I've never read anything by Norton, can't stand asimov, never read dumarest. The only Merchant prince I can think of is the villain in a Niven and Pournelle novel. Do not assume knowledge of 1960's novels by 2000's and later readers. Not even amongst the grogs.

Media influences, whatever the media might be, alter one's perception of the canvas of Traveller. Some people realize this, and some have no idea what my signature is raving about...
 
...but I do talk about it to them as a group, so that if they're going to play a ship-based game at least one of them is a pilot, and preferably with an engineer and a gunner in there as well.

But the important thing, for this thread at least, was that as a group of characters, during the development of their Adventure Arcs, they all touched upon each other in some way. That way there was justification for them knowing each other and being together at the start of play.
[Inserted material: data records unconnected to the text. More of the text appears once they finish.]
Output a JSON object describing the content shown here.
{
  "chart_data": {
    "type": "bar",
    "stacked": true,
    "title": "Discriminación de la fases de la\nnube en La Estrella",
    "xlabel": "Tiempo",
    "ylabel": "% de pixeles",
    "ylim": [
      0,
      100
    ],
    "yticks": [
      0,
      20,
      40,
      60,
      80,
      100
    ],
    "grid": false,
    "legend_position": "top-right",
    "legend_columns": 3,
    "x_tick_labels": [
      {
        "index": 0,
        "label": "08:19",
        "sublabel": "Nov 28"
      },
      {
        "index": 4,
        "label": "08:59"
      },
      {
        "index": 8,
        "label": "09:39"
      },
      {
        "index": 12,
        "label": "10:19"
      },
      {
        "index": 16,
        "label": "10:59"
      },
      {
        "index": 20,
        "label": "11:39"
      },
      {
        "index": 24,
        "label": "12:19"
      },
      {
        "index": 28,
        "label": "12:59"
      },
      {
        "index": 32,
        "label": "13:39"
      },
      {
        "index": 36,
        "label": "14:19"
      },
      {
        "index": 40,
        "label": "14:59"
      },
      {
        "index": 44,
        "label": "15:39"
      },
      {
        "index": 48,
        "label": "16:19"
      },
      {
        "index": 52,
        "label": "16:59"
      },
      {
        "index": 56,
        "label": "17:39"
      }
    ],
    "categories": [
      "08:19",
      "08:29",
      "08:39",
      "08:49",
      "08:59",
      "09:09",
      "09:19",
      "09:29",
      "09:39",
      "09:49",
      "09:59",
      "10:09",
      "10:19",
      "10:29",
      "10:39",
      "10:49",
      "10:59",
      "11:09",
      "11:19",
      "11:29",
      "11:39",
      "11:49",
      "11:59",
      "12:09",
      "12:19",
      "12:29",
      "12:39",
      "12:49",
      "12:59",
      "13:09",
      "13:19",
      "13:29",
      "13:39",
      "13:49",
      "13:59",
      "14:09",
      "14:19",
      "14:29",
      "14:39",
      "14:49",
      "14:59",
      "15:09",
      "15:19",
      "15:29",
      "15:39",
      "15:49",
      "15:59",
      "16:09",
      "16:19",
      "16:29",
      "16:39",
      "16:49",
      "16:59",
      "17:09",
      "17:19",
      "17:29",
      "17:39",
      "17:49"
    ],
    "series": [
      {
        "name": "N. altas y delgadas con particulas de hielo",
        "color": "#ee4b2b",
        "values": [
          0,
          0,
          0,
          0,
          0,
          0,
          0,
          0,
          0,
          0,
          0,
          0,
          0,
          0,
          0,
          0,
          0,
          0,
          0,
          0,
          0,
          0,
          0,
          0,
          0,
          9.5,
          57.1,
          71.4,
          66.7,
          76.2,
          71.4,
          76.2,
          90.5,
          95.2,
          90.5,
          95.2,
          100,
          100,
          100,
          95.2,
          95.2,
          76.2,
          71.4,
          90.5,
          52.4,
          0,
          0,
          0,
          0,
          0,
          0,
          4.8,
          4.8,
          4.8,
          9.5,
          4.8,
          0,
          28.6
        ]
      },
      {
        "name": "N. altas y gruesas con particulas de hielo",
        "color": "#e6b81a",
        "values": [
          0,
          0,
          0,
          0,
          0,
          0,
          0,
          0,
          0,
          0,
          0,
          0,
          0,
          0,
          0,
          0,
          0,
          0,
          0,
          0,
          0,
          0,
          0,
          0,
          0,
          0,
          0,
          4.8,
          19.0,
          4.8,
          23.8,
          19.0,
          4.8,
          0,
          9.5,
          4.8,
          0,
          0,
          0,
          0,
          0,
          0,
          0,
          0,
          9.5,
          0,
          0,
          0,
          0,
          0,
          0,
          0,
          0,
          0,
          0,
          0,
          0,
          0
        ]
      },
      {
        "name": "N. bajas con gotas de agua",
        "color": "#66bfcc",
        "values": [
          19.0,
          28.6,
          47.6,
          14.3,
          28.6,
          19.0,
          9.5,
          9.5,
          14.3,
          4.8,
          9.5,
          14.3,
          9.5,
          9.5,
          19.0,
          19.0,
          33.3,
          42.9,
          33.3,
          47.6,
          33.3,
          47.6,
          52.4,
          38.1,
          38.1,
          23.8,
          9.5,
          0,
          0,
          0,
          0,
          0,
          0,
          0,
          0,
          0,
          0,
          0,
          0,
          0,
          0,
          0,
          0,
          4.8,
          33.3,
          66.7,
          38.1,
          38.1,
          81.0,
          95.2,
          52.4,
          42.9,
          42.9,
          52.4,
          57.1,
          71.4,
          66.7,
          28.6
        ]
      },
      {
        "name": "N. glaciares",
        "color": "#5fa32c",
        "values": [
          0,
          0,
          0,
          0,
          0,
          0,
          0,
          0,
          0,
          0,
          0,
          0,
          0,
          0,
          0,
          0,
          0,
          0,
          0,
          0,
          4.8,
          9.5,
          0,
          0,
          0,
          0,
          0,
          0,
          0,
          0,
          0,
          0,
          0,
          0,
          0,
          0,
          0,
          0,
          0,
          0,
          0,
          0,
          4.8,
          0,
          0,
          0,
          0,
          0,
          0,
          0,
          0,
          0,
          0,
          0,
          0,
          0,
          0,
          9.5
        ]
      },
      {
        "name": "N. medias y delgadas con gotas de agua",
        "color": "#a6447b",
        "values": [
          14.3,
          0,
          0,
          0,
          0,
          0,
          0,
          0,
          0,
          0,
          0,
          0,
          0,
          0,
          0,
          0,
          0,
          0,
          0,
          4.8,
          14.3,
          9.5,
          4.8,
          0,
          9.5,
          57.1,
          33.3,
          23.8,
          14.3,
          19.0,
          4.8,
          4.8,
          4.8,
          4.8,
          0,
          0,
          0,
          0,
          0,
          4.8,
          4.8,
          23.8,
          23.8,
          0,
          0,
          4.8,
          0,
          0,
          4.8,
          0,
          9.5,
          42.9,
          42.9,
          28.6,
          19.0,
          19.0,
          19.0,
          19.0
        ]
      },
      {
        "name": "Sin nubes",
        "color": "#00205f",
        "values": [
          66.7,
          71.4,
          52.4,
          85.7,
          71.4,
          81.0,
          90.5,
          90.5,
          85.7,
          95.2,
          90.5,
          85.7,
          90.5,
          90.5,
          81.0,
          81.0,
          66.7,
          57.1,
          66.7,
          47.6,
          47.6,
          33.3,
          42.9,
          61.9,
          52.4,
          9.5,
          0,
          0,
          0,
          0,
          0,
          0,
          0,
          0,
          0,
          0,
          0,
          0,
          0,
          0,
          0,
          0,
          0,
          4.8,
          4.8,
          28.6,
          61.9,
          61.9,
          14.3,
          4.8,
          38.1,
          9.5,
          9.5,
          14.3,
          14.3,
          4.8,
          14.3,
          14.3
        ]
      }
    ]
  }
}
Character generation was a pre-campaign campaign.

As I was typing this an idea has formed: add lifepath events as an optional element to add during character development. That way you don't get a bunch of 38-46 year old singletons with nothing but five to seven terms of work behind them. Nothing else happened in their lives in that time? Purely optional of course. Rob, want me to put something together for you as an example?

Rob, maybe the section should be called "Player Goals" rather than paths. Start with describing how the referee should sit down with each player and establish a long-term goal and a number of intermediate steps to get there, like Ulsyus described.

Are you looking for something like this? All quotes are taken from material on Project Gutenberg, and are in the public domain.

Then, include some examples like those Timerover outlined...

I wasn't really thinking in that direction; although, there are tables of these things in T5 already (I have to remember to include them in the Handbook!!).

I was instead thinking of narrative points to touch on for the various careers, to show how the OTU works, but also how a post-career life can develop.

And finally, for those new to the game, include some tables where you can roll for goals at random.

And finally end with mentioning that there is nothing binding about the process. Just as in life, goals can change over time and as the players learn more about the setting. Failing to achieve an intermediate goal can lead to even more rewarding ideas that lie in a different direction. Communication between the player and the referee is the key to adjusting goals over time to ensure the players maintain enthusiasm.